Categories: Uncategorized

6 replies

  1. Dear Michael,
    Your greatness, can you refer us to the publication numbers of the applications you drafted for a big firm?
    For example to inventions related to the combination of mechanical, electronic and software elements?
    Thanks
    Secret admirer

    • Dear Secret Admirer,
      The combination of mechanical, electronic and software elements was for a start up.
      It was the personal medicine case that was for a big firm.

      The start up was working with a large Patent Firm that was having trouble getting its collective heads around the invention. My wife was providing consulting services to the start up, and suggested that I could do it. My first draft was wrong as I was filling in the gaps between their explanations and figures. We sat down, cleared up the issues and the thing was filed a couple of weeks after I got involved.

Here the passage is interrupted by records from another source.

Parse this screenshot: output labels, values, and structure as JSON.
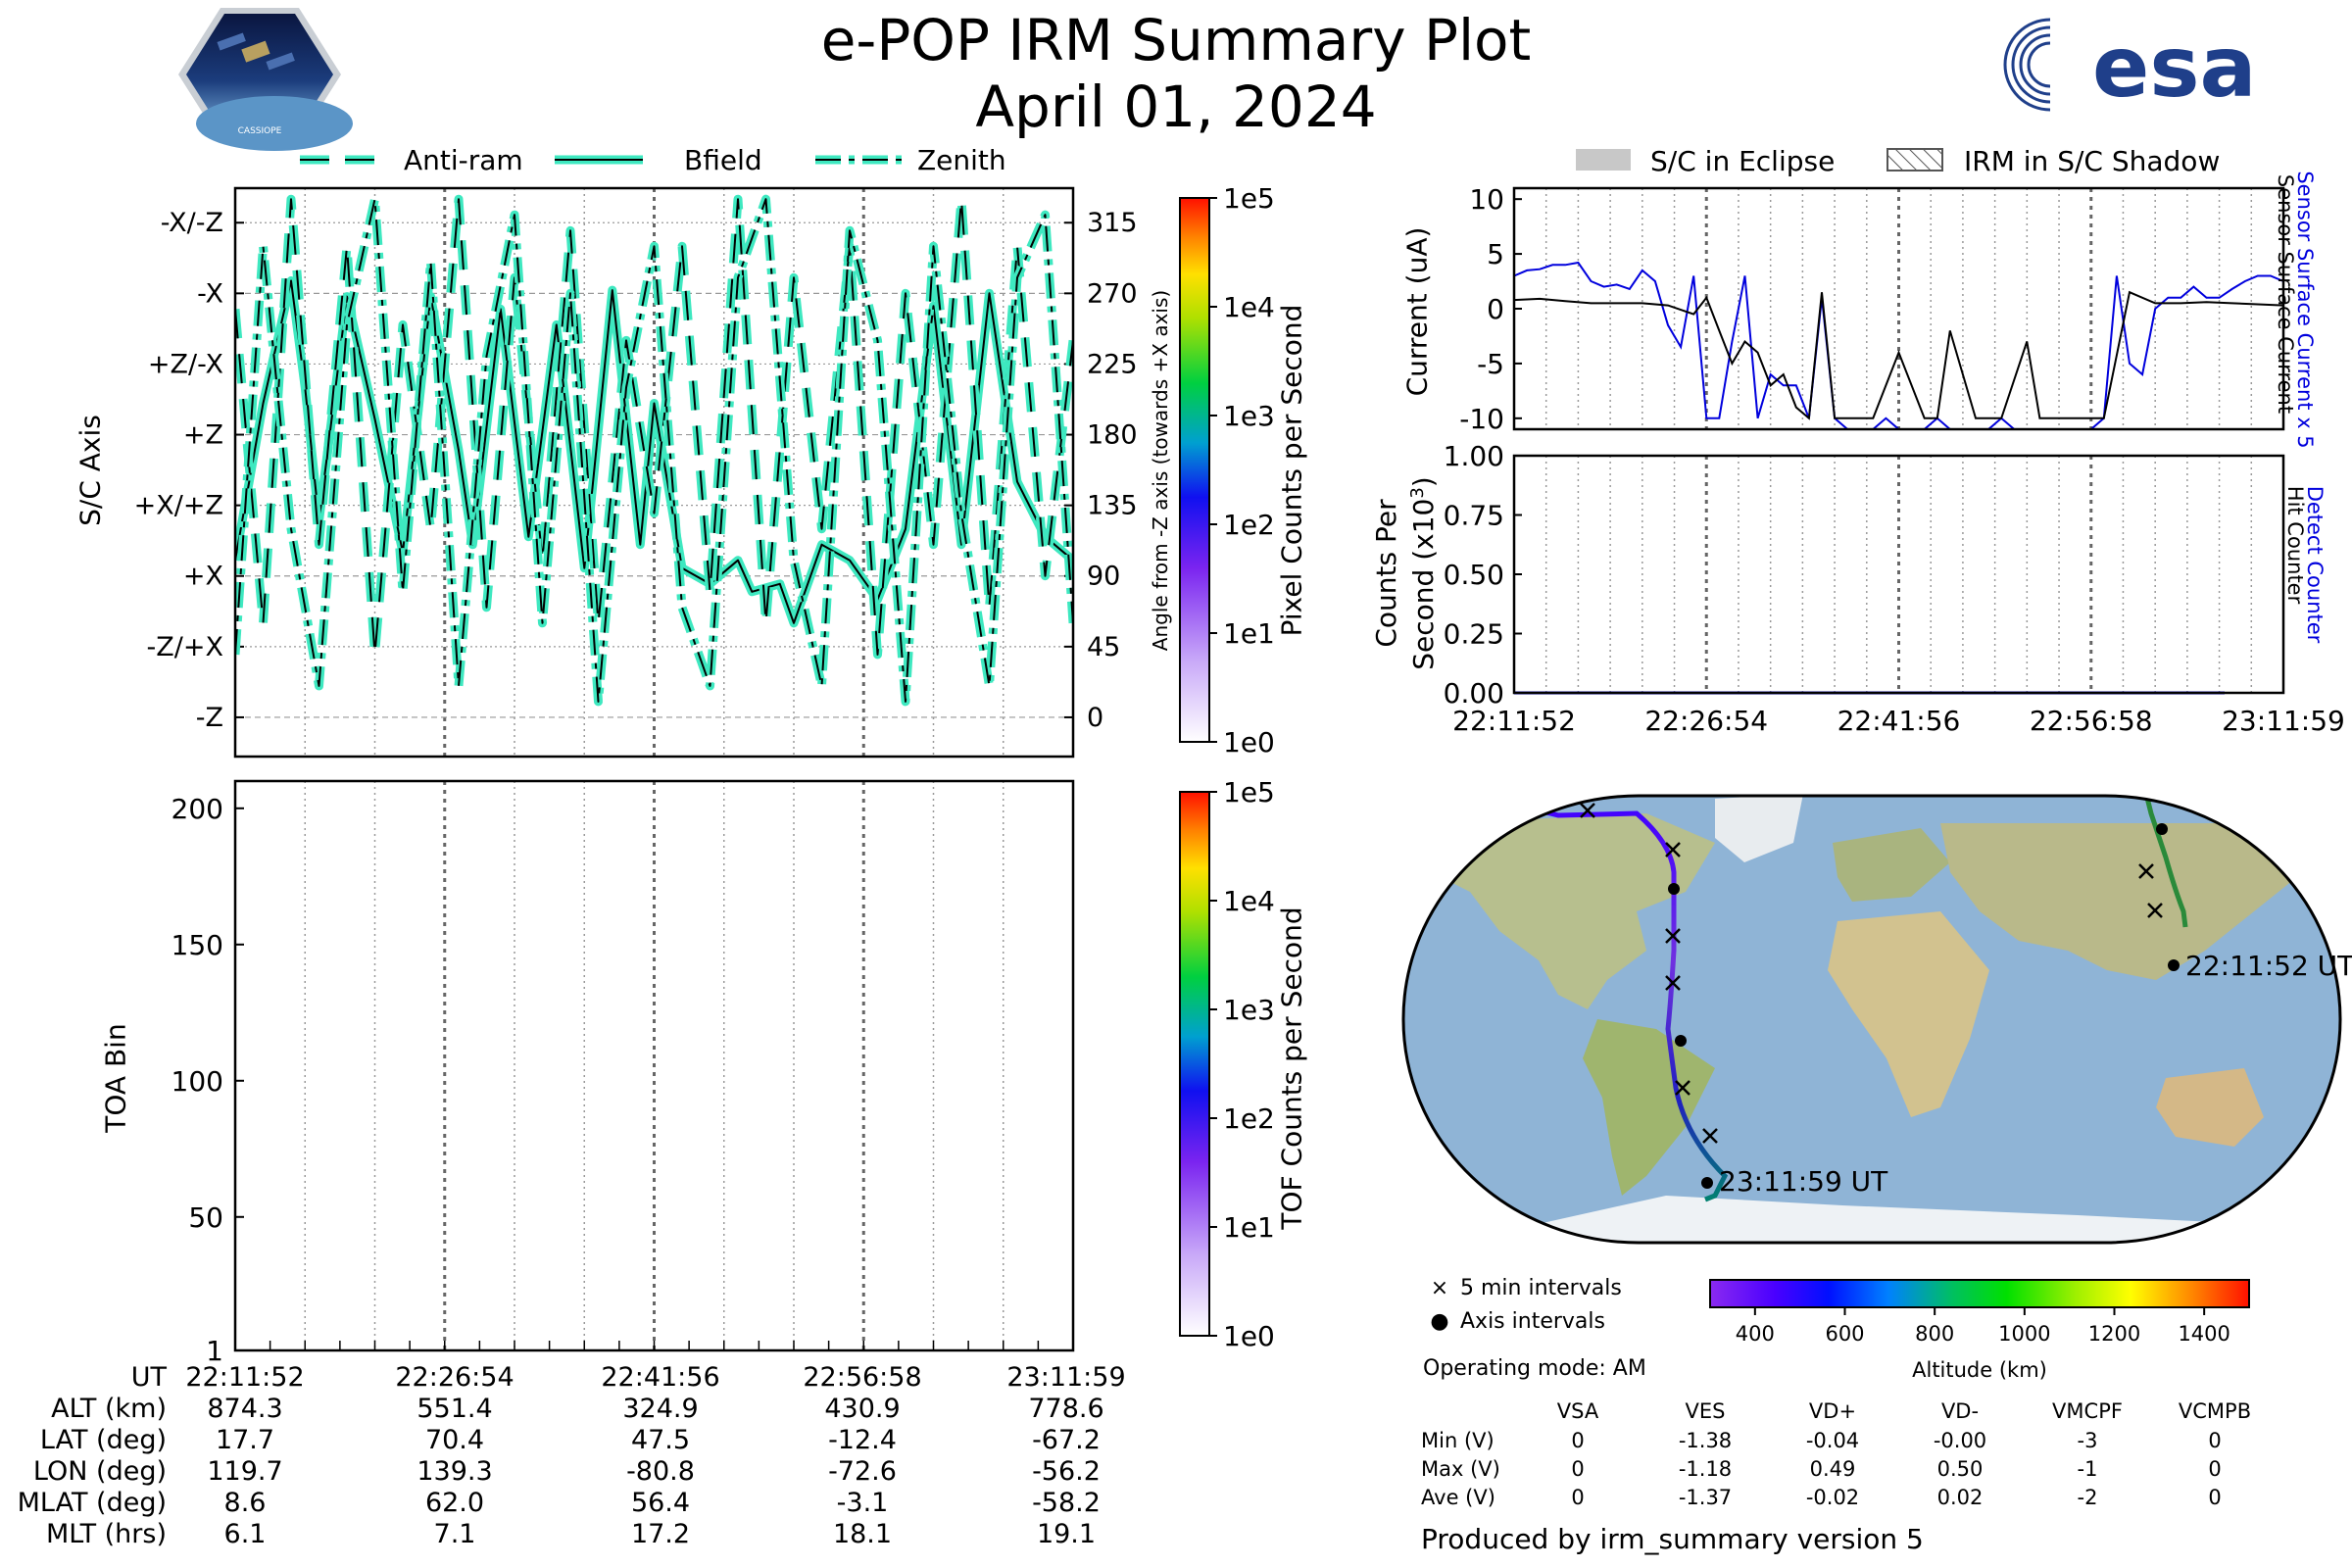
{
  "title": "e-POP IRM Summary Plot",
  "date": "April 01, 2024",
  "esa_logo_text": "esa",
  "cassiope_logo_text": "CASSIOPE",
  "axis_legend": [
    "Anti-ram",
    "Bfield",
    "Zenith"
  ],
  "eclipse_legend": [
    "S/C in Eclipse",
    "IRM in S/C Shadow"
  ],
  "colors": {
    "trace_fill": "#3ee8c0",
    "trace_edge": "#000000",
    "sensor_current": "#0000dd",
    "surface_current": "#000000",
    "grid": "#888888"
  },
  "chart_data": [
    {
      "id": "sc_axis",
      "type": "line",
      "ylabel": "S/C Axis",
      "y2label": "Angle from -Z axis (towards +X axis)",
      "ytick_labels": [
        "-X/-Z",
        "-X",
        "+Z/-X",
        "+Z",
        "+X/+Z",
        "+X",
        "-Z/+X",
        "-Z"
      ],
      "y2ticks": [
        315,
        270,
        225,
        180,
        135,
        90,
        45,
        0
      ],
      "ylim": [
        -25,
        337
      ],
      "x_range": [
        "22:11:52",
        "23:11:59"
      ],
      "series": [
        {
          "name": "Bfield",
          "style": "solid",
          "x_min": [
            0,
            2,
            4,
            5,
            6,
            8,
            10,
            12,
            14,
            16,
            17,
            19,
            21,
            23,
            25,
            27,
            29,
            30,
            32,
            34,
            36,
            37,
            39,
            40,
            42,
            44,
            46,
            48,
            50,
            52,
            54,
            56,
            58,
            60
          ],
          "angle_deg": [
            100,
            200,
            278,
            210,
            125,
            268,
            190,
            105,
            268,
            170,
            110,
            260,
            115,
            250,
            95,
            272,
            110,
            200,
            95,
            85,
            100,
            80,
            85,
            60,
            110,
            100,
            75,
            120,
            262,
            110,
            270,
            150,
            115,
            100
          ]
        },
        {
          "name": "Anti-ram",
          "style": "dashed",
          "x_min": [
            0,
            2,
            4,
            6,
            8,
            10,
            12,
            14,
            16,
            18,
            20,
            22,
            24,
            26,
            28,
            30,
            32,
            34,
            36,
            38,
            40,
            42,
            44,
            46,
            48,
            50,
            52,
            54,
            56,
            58,
            60
          ],
          "angle_deg": [
            260,
            60,
            330,
            110,
            300,
            40,
            250,
            120,
            330,
            70,
            280,
            100,
            310,
            60,
            240,
            130,
            300,
            80,
            330,
            60,
            280,
            120,
            300,
            40,
            270,
            110,
            330,
            70,
            300,
            90,
            240
          ]
        },
        {
          "name": "Zenith",
          "style": "dashdot",
          "x_min": [
            0,
            2,
            4,
            6,
            8,
            10,
            12,
            14,
            16,
            18,
            20,
            22,
            24,
            26,
            28,
            30,
            32,
            34,
            36,
            38,
            40,
            42,
            44,
            46,
            48,
            50,
            52,
            54,
            56,
            58,
            60
          ],
          "angle_deg": [
            40,
            300,
            120,
            20,
            250,
            330,
            80,
            290,
            20,
            230,
            320,
            60,
            270,
            10,
            210,
            300,
            70,
            20,
            280,
            330,
            100,
            20,
            310,
            240,
            10,
            300,
            130,
            20,
            280,
            320,
            60
          ]
        }
      ]
    },
    {
      "id": "pixel_colorbar",
      "type": "heatmap",
      "label": "Pixel Counts per Second",
      "scale": "log",
      "tick_labels": [
        "1e5",
        "1e4",
        "1e3",
        "1e2",
        "1e1",
        "1e0"
      ]
    },
    {
      "id": "toa",
      "type": "heatmap",
      "ylabel": "TOA Bin",
      "yticks": [
        200,
        150,
        100,
        50,
        1
      ],
      "ylim": [
        1,
        210
      ],
      "values": []
    },
    {
      "id": "tof_colorbar",
      "type": "heatmap",
      "label": "TOF Counts per Second",
      "scale": "log",
      "tick_labels": [
        "1e5",
        "1e4",
        "1e3",
        "1e2",
        "1e1",
        "1e0"
      ]
    },
    {
      "id": "current",
      "type": "line",
      "ylabel": "Current (uA)",
      "y2label_a": "Sensor Surface Current x 5",
      "y2label_b": "Sensor Surface Current",
      "yticks": [
        10,
        5,
        0,
        -5,
        -10
      ],
      "ylim": [
        -11,
        11
      ],
      "series": [
        {
          "name": "Sensor Surface Current x 5",
          "color": "#0000dd",
          "x_min": [
            0,
            1,
            2,
            3,
            4,
            5,
            6,
            7,
            8,
            9,
            10,
            11,
            12,
            13,
            14,
            15,
            16,
            17,
            18,
            19,
            20,
            21,
            22,
            23,
            24,
            25,
            26,
            27,
            28,
            29,
            30,
            31,
            32,
            33,
            34,
            35,
            36,
            37,
            38,
            39,
            40,
            41,
            42,
            43,
            44,
            45,
            46,
            47,
            48,
            49,
            50,
            51,
            52,
            53,
            54,
            55,
            56,
            57,
            58,
            59,
            60
          ],
          "values": [
            3,
            3.5,
            3.6,
            4,
            4,
            4.2,
            2.5,
            2,
            2.2,
            1.8,
            3.5,
            2.5,
            -1.5,
            -3.5,
            3,
            -10,
            -10,
            -3,
            3,
            -10,
            -6,
            -7,
            -7,
            -10,
            1,
            -10,
            -11,
            -11,
            -11,
            -10,
            -11,
            -11,
            -11,
            -10,
            -11,
            -11,
            -11,
            -11,
            -10,
            -11,
            -11,
            -11,
            -11,
            -11,
            -11,
            -11,
            -10,
            3,
            -5,
            -6,
            0,
            1,
            1,
            2,
            1,
            1,
            1.8,
            2.5,
            3,
            3,
            2.5
          ]
        },
        {
          "name": "Sensor Surface Current",
          "color": "#000000",
          "x_min": [
            0,
            2,
            4,
            6,
            8,
            10,
            12,
            14,
            15,
            16,
            17,
            18,
            19,
            20,
            21,
            22,
            23,
            24,
            25,
            26,
            27,
            28,
            30,
            32,
            33,
            34,
            36,
            38,
            40,
            41,
            42,
            44,
            46,
            48,
            50,
            52,
            54,
            56,
            58,
            60
          ],
          "values": [
            0.8,
            0.9,
            0.7,
            0.5,
            0.5,
            0.5,
            0.3,
            -0.5,
            1,
            -2,
            -5,
            -3,
            -4,
            -7,
            -6,
            -9,
            -10,
            1.5,
            -10,
            -10,
            -10,
            -10,
            -4,
            -10,
            -10,
            -2,
            -10,
            -10,
            -3,
            -10,
            -10,
            -10,
            -10,
            1.5,
            0.5,
            0.5,
            0.6,
            0.5,
            0.4,
            0.3
          ]
        }
      ]
    },
    {
      "id": "counts",
      "type": "line",
      "ylabel": "Counts Per Second (x10³)",
      "ylabel_line1": "Counts Per",
      "ylabel_line2": "Second (x10",
      "ylabel_sup": "3",
      "ylabel_line2_end": ")",
      "y2label_a": "Detect Counter",
      "y2label_b": "Hit Counter",
      "yticks": [
        "1.00",
        "0.75",
        "0.50",
        "0.25",
        "0.00"
      ],
      "ylim": [
        0,
        1
      ],
      "series": [
        {
          "name": "Detect Counter",
          "color": "#0000dd",
          "x_min": [
            0,
            60
          ],
          "values": [
            0,
            0
          ]
        }
      ]
    },
    {
      "id": "altitude_colorbar",
      "type": "heatmap",
      "label": "Altitude (km)",
      "ticks": [
        400,
        600,
        800,
        1000,
        1200,
        1400
      ],
      "range": [
        300,
        1500
      ]
    }
  ],
  "time_ticks": [
    "22:11:52",
    "22:26:54",
    "22:41:56",
    "22:56:58",
    "23:11:59"
  ],
  "footer_table": {
    "row_labels": [
      "UT",
      "ALT (km)",
      "LAT (deg)",
      "LON (deg)",
      "MLAT (deg)",
      "MLT (hrs)"
    ],
    "columns": [
      [
        "22:11:52",
        "874.3",
        "17.7",
        "119.7",
        "8.6",
        "6.1"
      ],
      [
        "22:26:54",
        "551.4",
        "70.4",
        "139.3",
        "62.0",
        "7.1"
      ],
      [
        "22:41:56",
        "324.9",
        "47.5",
        "-80.8",
        "56.4",
        "17.2"
      ],
      [
        "22:56:58",
        "430.9",
        "-12.4",
        "-72.6",
        "-3.1",
        "18.1"
      ],
      [
        "23:11:59",
        "778.6",
        "-67.2",
        "-56.2",
        "-58.2",
        "19.1"
      ]
    ]
  },
  "map": {
    "start_label": "22:11:52 UT",
    "end_label": "23:11:59 UT",
    "legend": [
      "5 min intervals",
      "Axis intervals"
    ]
  },
  "operating_mode": "Operating mode: AM",
  "voltage_table": {
    "headers": [
      "VSA",
      "VES",
      "VD+",
      "VD-",
      "VMCPF",
      "VCMPB"
    ],
    "rows": [
      {
        "label": "Min (V)",
        "values": [
          "0",
          "-1.38",
          "-0.04",
          "-0.00",
          "-3",
          "0"
        ]
      },
      {
        "label": "Max (V)",
        "values": [
          "0",
          "-1.18",
          "0.49",
          "0.50",
          "-1",
          "0"
        ]
      },
      {
        "label": "Ave (V)",
        "values": [
          "0",
          "-1.37",
          "-0.02",
          "0.02",
          "-2",
          "0"
        ]
      }
    ]
  },
  "footer_note": "Produced by irm_summary version 5"
}
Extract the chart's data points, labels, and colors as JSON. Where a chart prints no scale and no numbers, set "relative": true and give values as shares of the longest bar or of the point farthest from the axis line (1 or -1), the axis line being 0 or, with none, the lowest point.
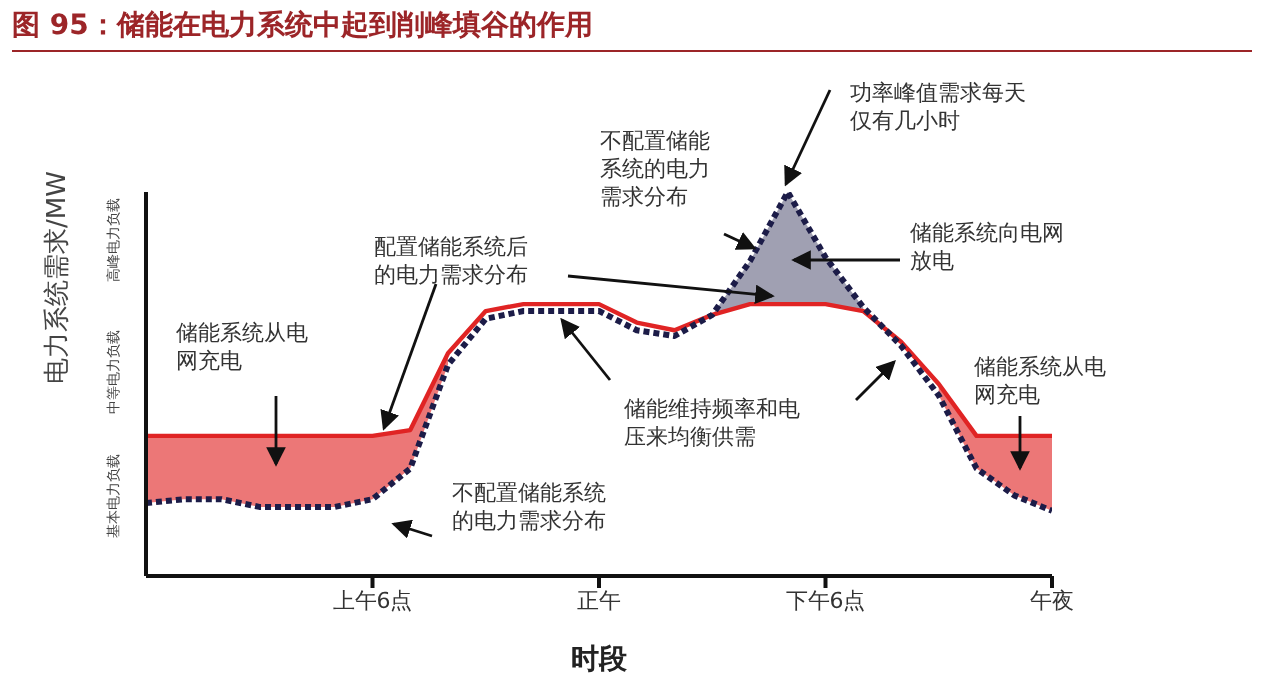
{
  "chart_data": {
    "type": "line",
    "relative": true,
    "title": "图 95：储能在电力系统中起到削峰填谷的作用",
    "xlabel": "时段",
    "ylabel": "电力系统需求/MW",
    "categories": [
      null,
      null,
      null,
      null,
      null,
      null,
      "上午6点",
      null,
      null,
      null,
      null,
      null,
      "正午",
      null,
      null,
      null,
      null,
      null,
      "下午6点",
      null,
      null,
      null,
      null,
      null,
      "午夜"
    ],
    "series": [
      {
        "color": "#e02424",
        "line_style": "solid",
        "values": [
          0.365,
          0.365,
          0.365,
          0.365,
          0.365,
          0.365,
          0.365,
          0.38,
          0.58,
          0.69,
          0.708,
          0.708,
          0.708,
          0.66,
          0.64,
          0.68,
          0.708,
          0.708,
          0.708,
          0.69,
          0.61,
          0.5,
          0.365,
          0.365,
          0.365
        ],
        "lower": [
          0.19,
          0.2,
          0.2,
          0.18,
          0.18,
          0.18,
          0.2,
          0.28,
          0.55,
          null,
          null,
          null,
          null,
          null,
          null,
          null,
          null,
          null,
          null,
          null,
          null,
          0.47,
          0.28,
          0.21,
          0.17
        ],
        "upper": [
          0.365,
          0.365,
          0.365,
          0.365,
          0.365,
          0.365,
          0.365,
          0.38,
          0.58,
          null,
          null,
          null,
          null,
          null,
          null,
          null,
          null,
          null,
          null,
          null,
          null,
          0.5,
          0.365,
          0.365,
          0.365
        ]
      },
      {
        "color": "#1c1c48",
        "line_style": "dotted",
        "values": [
          0.19,
          0.2,
          0.2,
          0.18,
          0.18,
          0.18,
          0.2,
          0.28,
          0.55,
          0.67,
          0.69,
          0.69,
          0.69,
          0.64,
          0.625,
          0.68,
          0.82,
          1.0,
          0.83,
          0.7,
          0.6,
          0.47,
          0.28,
          0.21,
          0.17
        ],
        "lower": [
          null,
          null,
          null,
          null,
          null,
          null,
          null,
          null,
          null,
          null,
          null,
          null,
          null,
          null,
          null,
          0.68,
          0.708,
          0.708,
          0.708,
          0.69,
          null,
          null,
          null,
          null,
          null
        ],
        "upper": [
          null,
          null,
          null,
          null,
          null,
          null,
          null,
          null,
          null,
          null,
          null,
          null,
          null,
          null,
          null,
          0.68,
          0.82,
          1.0,
          0.83,
          0.7,
          null,
          null,
          null,
          null,
          null
        ]
      }
    ],
    "annotations": [
      "储能系统从电网充电",
      "配置储能系统后的电力需求分布",
      "不配置储能系统的电力需求分布",
      "不配置储能系统的电力需求分布",
      "功率峰值需求每天仅有几小时",
      "储能系统向电网放电",
      "储能维持频率和电压来均衡供需",
      "储能系统从电网充电",
      "基本电力负载",
      "中等电力负载",
      "高峰电力负载"
    ]
  }
}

      Had I wished to post the details of the client, so that one can see which of the larger three firms had a problem, comparing who filed the priority document and who filed the PCT, I would have published the details. I chose not to.

      Apparently you chose not to reveal who you are.

      I think patent attorneys decide whether to work in a larger firm or a small er firm, or in house, based on their character, and on the technologies they are comfortable with. I think the organizers of this event have a bias to bigger firm means better attorney, and this is not the case.

      I also think that just becuase Kim Lindy needs to present in-house representatives from larger Israeli companies so that the patent attorneys from abroad that sponsor the event take it seriously, does not mean that those speakers are necessarily the fonts of all wisdom, and I’d like to hear from others, perhaps working in smaller Israeli companies.

      As it happens, Einav asked me to post the event and to raise some controversy so I am delighted that you wrote in. However, I am less than enamored with anonimous comments.

  2. You are absolutely right that the hours of this conference are unacceptable except for people already in Tel Aviv. I won’t mention the challenges for people with children, but I know of no patent attorney who can afford sitting in a traffic jam for at least 1 hour each way. A more substantive comment follows.

  3. Michael, you did not mention that membership is now tied to acceptance of the IPAA Ethical Code.

    The Ethical Code is far better than what was proposed in 2014, but is still very damaging to small offices, small practitioners and anyone who wants to start a new firm, although it has no substantive effect on large offices and in-house counsel. Accordingly, I can’t see any small practitioner who can allow himself or herself to join this organization.

    Worse, I remind you that back in 2014 there was talk of turning the IPAA into a statutory body which would make the Ethical Code mandatory. This will be the death of any small firm and make setting up new firms next to impossible. This is a very dangerous situation.

    • I am not sure that I agree regarding the current code, but I have not read it for a while. I think that there is a lot to be said for checking that clients moving firms have not left debts. and ethical behavior IS important.
      For example, I want regulation for treatment of trainees. I think everyone deserves a guaranteed salary, even if it is the minimum wage. I am more concerned about exploitive practices.
      Requirements of dedicated offices are, however, out of date. If a sole practitioner wants to work from a WeWork type of setup instead of having a door with a permanent shingle, I can’t see tha this is unethical. It seems more like how business is conducted in the 21st century.
      I note, for example, it is how Dudi Zalmanowich sometimes operates.
      Still the idea of training lectures and attorneys keeping up to date is a valuable one. I think that the IPAA should be applauded for actually organizing an event and charging a reasonable price for it, rather than taking a five star hotel and pricing things so that only employees can afford to attend if the firm foots the bill.